For the first time in a long time, Otto feels something kind in his chest, the voices of the arms quiet and low in the peripheral. Something parental, perhaps, though he’s long since lost the thought of describing himself that way. “Yes?”
“Say you wanted to impress a girl,” Tobey begins quietly, sitting down next to Otto and swinging his legs again over the front of the robot. “A hy-po-thetical -” (he sounds out the word slowly,) “- girl. Just - any girl, really.”
Ah, Otto knows exactly where this is going. “Any girl?”
“Right,” Tobey nods, gathering a bit more confidence. “Any girl.”
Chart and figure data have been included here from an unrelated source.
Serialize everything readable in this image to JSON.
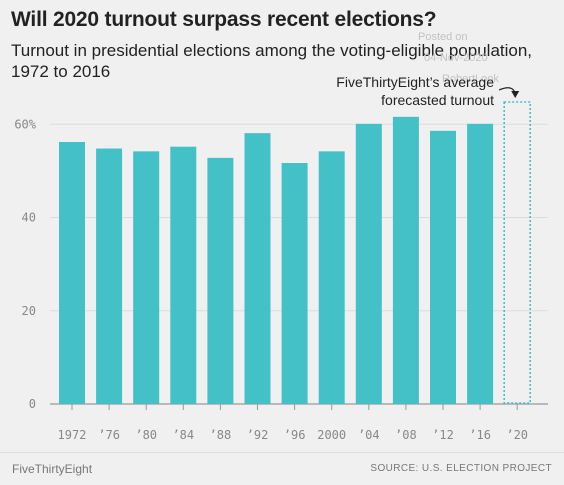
{
  "header": {
    "title": "Will 2020 turnout surpass recent elections?",
    "subtitle": "Turnout in presidential elections among the voting-eligible population, 1972 to 2016"
  },
  "watermark": {
    "posted_on": "Posted on",
    "date": "04-Nov-2020",
    "author": "RobertLook"
  },
  "annotation": {
    "line1": "FiveThirtyEight’s average",
    "line2": "forecasted turnout"
  },
  "footer": {
    "brand": "FiveThirtyEight",
    "source": "SOURCE: U.S. ELECTION PROJECT"
  },
  "colors": {
    "bar": "#43c1c7",
    "forecast_outline": "#43c1c7",
    "grid": "#dcdcdc",
    "axis": "#999999",
    "tick_text": "#888888"
  },
  "chart_data": {
    "type": "bar",
    "categories": [
      "1972",
      "’76",
      "’80",
      "’84",
      "’88",
      "’92",
      "’96",
      "2000",
      "’04",
      "’08",
      "’12",
      "’16",
      "’20"
    ],
    "values": [
      56.2,
      54.8,
      54.2,
      55.2,
      52.8,
      58.1,
      51.7,
      54.2,
      60.1,
      61.6,
      58.6,
      60.1,
      65
    ],
    "forecast_index": 12,
    "ylim": [
      0,
      65
    ],
    "yticks": [
      0,
      20,
      40,
      60
    ],
    "ytick_labels": [
      "0",
      "20",
      "40",
      "60%"
    ],
    "grid": true,
    "xlabel": "",
    "ylabel": ""
  }
}
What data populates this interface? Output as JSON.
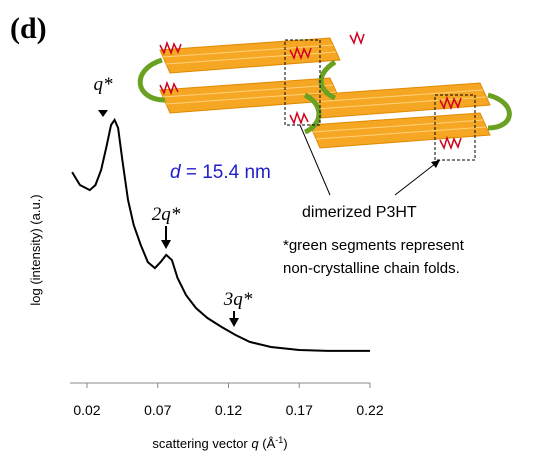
{
  "chart_data": {
    "type": "line",
    "panel_label": "(d)",
    "x_label": {
      "prefix": "scattering vector ",
      "variable": "q",
      "unit": " (Å",
      "exponent": "-1",
      "suffix": ")"
    },
    "y_label": "log (intensity) (a.u.)",
    "annotations": [
      "q*",
      "2q*",
      "3q*"
    ],
    "d_label": {
      "variable": "d",
      "text": " = 15.4 nm"
    },
    "illustration_labels": [
      "dimerized P3HT",
      "*green segments represent",
      "non-crystalline chain folds."
    ],
    "xlim": [
      0.008,
      0.22
    ],
    "xticks": [
      0.02,
      0.07,
      0.12,
      0.17,
      0.22
    ],
    "ylim": [
      0,
      10
    ],
    "color": "#000000",
    "x": [
      0.0095,
      0.015,
      0.022,
      0.026,
      0.03,
      0.034,
      0.037,
      0.0395,
      0.042,
      0.045,
      0.049,
      0.053,
      0.058,
      0.063,
      0.068,
      0.072,
      0.076,
      0.08,
      0.084,
      0.09,
      0.097,
      0.105,
      0.115,
      0.125,
      0.135,
      0.15,
      0.17,
      0.19,
      0.22
    ],
    "values": [
      7.03,
      6.6,
      6.43,
      6.6,
      7.1,
      7.93,
      8.6,
      8.77,
      8.5,
      7.43,
      6.1,
      5.27,
      4.6,
      4.03,
      3.83,
      4.03,
      4.27,
      4.1,
      3.5,
      2.93,
      2.5,
      2.17,
      1.87,
      1.6,
      1.37,
      1.2,
      1.1,
      1.07,
      1.07
    ]
  }
}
Otto taps his fingers together in thought, and the claws of his arms follow suit of their own accord. Ah, the irony of how well his earlier thoughts would lend to him now.
“When my wife was - still with me,” he says, and the sentence feels bittersweet in his mouth, “I would memorize poetry for her. T.S. Elliott, mostly.” Tobey is likely too young to have studied the poet in school, but Otto decides that a passing mention couldn’t hurt.
“She would like that,” Tobey says to himself, a scattered fragment of a thought, and Otto laughs. “Er - I mean, I’m sure your wife liked that. When you did that. For her.”
“She certainly did,” Otto smiles. “She was an English professor at the same school that I worked at,” he continues, gentler than he would’ve guessed himself to be capable of. We miss her, the mechanical chorus in his mind chants. “We would sit and talk about poetry and books and science for - God, hours.”
“So I should sit and talk, too, then?” Tobey asks.
“Oh - well, that’s always a good place to start.” He hadn’t expected quite so blunt of a continuation, but he really should have, he notes. The boy did have a task at hand.
“Why must romance be so fickle?” Tobey sighs wistfully, putting a hand to his forehead in a dramatic gesture. “Ah, well. Thank you for the advice, Dr. Octavius.”
“Of course,” Otto nods.
Tobey starts to stand, looking back at the window of his bedroom. He pauses. “Actually, could I stay out here for just a little longer?”
It has never much been Otto’s nature to be fatherly. This world, however, has not ceased to prove itself capable of testing what he would consider his nature.
“Of course,” Otto says again. “You’re welcome to stay as long as you like, my boy.”